Notion encore émergente, le surtourisme fait l’objet d’une prise en compte limitée par le droit. Celui-ci tente, par touches successives, de réguler le caractère perturbateur lié à ce phénomène, notamment par un renouveau de la police administrative. Néanmoins, la diversité des normes appelées à y contribuer empêche encore de s’essayer à une quelconque tentative de rationalisation, en l’absence également de cap précis suivi par les villes.

[1] P. Ballester. Surtourisme, aménagement et Spring Break à Barcelone et Marseille, XXe - XXIe siècle. Sous la direction de Françoise Taliano-des Garets. Ports d’Europe - Images et imaginaires, XVIIIe, XXIe siècle, CNRS Editions, pp.333-346, 2022.

[2] S. Biondo, Marketing territorial et patrimonialisation : l’influence de la maison de mode Jacquemus sur la gouvernance du tourisme urbain marseillais, Bulletin de la Société Géographique de Liège, N. 76, 2021, p. 89-101.

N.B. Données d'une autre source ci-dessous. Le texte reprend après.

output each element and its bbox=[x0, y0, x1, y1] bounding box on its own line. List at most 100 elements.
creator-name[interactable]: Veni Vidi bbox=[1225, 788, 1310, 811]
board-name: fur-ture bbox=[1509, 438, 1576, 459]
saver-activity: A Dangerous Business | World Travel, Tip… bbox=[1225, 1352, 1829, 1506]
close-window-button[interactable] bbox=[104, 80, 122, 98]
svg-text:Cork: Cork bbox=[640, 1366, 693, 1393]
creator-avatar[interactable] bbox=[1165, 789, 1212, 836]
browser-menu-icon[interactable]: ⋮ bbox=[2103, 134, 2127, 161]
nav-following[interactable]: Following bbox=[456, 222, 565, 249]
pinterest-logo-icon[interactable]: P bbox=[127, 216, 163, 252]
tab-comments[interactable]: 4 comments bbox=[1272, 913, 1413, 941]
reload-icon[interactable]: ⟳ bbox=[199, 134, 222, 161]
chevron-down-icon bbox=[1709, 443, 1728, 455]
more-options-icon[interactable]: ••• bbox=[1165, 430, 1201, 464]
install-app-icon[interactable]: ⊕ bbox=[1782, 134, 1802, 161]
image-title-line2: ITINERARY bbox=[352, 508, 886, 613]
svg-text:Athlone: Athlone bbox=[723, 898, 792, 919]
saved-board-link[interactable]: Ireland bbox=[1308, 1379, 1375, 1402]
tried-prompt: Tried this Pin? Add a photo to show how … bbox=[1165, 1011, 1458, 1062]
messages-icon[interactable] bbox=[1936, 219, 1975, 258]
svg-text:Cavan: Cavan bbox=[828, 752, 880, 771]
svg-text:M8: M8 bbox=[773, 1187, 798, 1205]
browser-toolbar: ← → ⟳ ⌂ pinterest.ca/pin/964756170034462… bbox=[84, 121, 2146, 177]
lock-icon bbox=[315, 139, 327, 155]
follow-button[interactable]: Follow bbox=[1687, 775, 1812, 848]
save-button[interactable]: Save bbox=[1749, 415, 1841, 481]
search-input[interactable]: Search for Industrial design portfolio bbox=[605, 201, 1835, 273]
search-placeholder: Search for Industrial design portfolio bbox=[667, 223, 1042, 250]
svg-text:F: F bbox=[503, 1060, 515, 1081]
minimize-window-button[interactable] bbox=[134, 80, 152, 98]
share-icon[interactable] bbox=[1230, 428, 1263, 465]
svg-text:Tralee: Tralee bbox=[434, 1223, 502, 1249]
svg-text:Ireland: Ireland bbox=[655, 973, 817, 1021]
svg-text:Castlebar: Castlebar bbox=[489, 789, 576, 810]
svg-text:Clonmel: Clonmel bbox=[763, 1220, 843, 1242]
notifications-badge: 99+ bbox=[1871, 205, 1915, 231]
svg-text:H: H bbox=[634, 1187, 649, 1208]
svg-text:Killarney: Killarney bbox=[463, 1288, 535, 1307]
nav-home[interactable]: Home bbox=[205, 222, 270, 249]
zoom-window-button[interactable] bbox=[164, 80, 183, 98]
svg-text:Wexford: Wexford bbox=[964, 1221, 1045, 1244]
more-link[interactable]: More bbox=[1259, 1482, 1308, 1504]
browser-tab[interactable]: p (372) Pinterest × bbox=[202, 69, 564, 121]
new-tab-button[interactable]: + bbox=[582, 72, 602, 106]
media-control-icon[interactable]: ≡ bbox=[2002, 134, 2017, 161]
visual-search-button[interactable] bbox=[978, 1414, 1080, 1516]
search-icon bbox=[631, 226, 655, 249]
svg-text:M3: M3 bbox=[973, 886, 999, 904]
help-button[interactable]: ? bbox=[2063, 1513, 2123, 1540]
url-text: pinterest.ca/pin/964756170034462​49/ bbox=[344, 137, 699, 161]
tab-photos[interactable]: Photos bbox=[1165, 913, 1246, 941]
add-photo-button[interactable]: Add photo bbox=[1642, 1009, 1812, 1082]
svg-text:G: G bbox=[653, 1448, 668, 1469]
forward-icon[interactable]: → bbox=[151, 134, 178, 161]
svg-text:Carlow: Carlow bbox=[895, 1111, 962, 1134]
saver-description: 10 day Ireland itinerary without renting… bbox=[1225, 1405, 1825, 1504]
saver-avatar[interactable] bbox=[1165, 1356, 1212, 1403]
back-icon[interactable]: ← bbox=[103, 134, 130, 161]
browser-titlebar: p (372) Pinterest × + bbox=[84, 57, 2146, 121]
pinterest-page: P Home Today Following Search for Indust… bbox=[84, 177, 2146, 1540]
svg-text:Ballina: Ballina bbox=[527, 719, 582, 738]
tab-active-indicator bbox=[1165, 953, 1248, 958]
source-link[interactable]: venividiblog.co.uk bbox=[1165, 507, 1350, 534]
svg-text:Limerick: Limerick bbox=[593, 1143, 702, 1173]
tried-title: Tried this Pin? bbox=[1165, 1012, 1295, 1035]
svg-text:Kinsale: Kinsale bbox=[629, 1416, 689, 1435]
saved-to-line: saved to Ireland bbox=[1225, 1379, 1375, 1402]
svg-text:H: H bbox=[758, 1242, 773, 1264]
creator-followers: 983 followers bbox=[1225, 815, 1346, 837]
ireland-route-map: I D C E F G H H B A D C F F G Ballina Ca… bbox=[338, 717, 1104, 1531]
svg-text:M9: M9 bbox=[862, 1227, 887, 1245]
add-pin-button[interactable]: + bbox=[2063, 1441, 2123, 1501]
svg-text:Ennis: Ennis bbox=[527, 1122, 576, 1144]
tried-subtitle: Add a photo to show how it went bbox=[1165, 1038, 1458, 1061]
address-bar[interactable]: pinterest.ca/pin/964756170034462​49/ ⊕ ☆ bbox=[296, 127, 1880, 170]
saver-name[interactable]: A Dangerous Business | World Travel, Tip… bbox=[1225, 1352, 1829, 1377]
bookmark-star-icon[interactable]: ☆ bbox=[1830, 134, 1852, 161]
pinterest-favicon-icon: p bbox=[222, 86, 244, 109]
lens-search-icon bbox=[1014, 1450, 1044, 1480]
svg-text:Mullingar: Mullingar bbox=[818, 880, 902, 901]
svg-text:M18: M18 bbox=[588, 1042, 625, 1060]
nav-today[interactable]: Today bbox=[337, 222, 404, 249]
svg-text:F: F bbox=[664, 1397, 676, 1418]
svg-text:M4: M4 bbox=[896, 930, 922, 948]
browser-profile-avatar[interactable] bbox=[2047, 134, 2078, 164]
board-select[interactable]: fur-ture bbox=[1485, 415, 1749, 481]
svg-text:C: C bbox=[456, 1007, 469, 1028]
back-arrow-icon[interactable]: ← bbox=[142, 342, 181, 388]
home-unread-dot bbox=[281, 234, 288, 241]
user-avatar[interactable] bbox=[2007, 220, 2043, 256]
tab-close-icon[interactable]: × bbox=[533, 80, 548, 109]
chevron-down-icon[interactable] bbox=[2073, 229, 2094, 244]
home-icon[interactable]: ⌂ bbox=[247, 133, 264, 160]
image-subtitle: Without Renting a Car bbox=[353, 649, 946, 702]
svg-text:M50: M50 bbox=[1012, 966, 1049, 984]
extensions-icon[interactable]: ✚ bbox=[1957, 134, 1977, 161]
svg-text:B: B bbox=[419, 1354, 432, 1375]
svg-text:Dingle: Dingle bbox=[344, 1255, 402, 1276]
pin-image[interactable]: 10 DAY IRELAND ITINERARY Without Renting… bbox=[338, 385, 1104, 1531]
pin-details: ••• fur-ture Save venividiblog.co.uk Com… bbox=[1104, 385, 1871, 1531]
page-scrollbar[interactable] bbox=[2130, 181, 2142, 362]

[3] Comme l’indique l’autrice : « Le créateur utilise par exemple sa page Instagram pour partager ses sources d’inspiration dont notamment des paysages ou « objets » urbains inhérents à Marseille : l’approche est résolument promotionnelle. En effet, la réflexion, valide tant pour les produits que pour les territoires, est simple et repose sur une logique marchande « If it’s cute on Instagram, it will sell » (Nelson, 2019). Le choix des lieux représentés donc, est extrêmement sélectif et doit être rentable ».

[4] V. notamment : V. Collet, Du taudis au airbnb, Petite histoire des luttes urbaines à Marseille (2018-2023), Agone, 2024, 282 p.

[5] Laurence Jégouzo, « Les conséquences juridiques du surtourisme », JT, 2025, n°286, p.18

[6] ONU Tourisme, « Overtourism? Understanding and Managing Urban Tourism Growth beyond Perceptions », sept. 2018 (en ligne).

[7] Alicia Gomez Alapont, « Droit et surtourisme : une approche internationale », JT, 2025, n°286, p.24.

[8] O. Bui-Xuan [dir.], Droit et espace[s] public[s], Fondation Varenne, 2012.

[9] Jean-Bernard Auby, « L’espace public comme notion émergente du droit administratif », AJDA, 2021, p. 2565.

[10] Ibid.

[11] V. not, J.-B. Le Corf, « «Le récit métropolitain, composante de la communication touristique. Les cas de Marseille et d’Istanbul face au label « capitale européenne de la culture » », in La mise en récit des territoires méditerranéens : langages et objets, dirigé par Natacha Cyrulnik et Vincent Meyer, revue du Gerflint - Synergies mondes méditerranées n° 5/2015, mars 2016, p. 145-161.

[12] https://www.sciencesetavenir.fr/nature-environnement/le-surtourisme-piste-grace-au-gps-des-smartphones_183598

[13] https://www.evaneos.fr/

[14] Juzgado de 1ª Instancia nº 44 de Madrid, Sentencia nº 261/2025, 19/06/2025.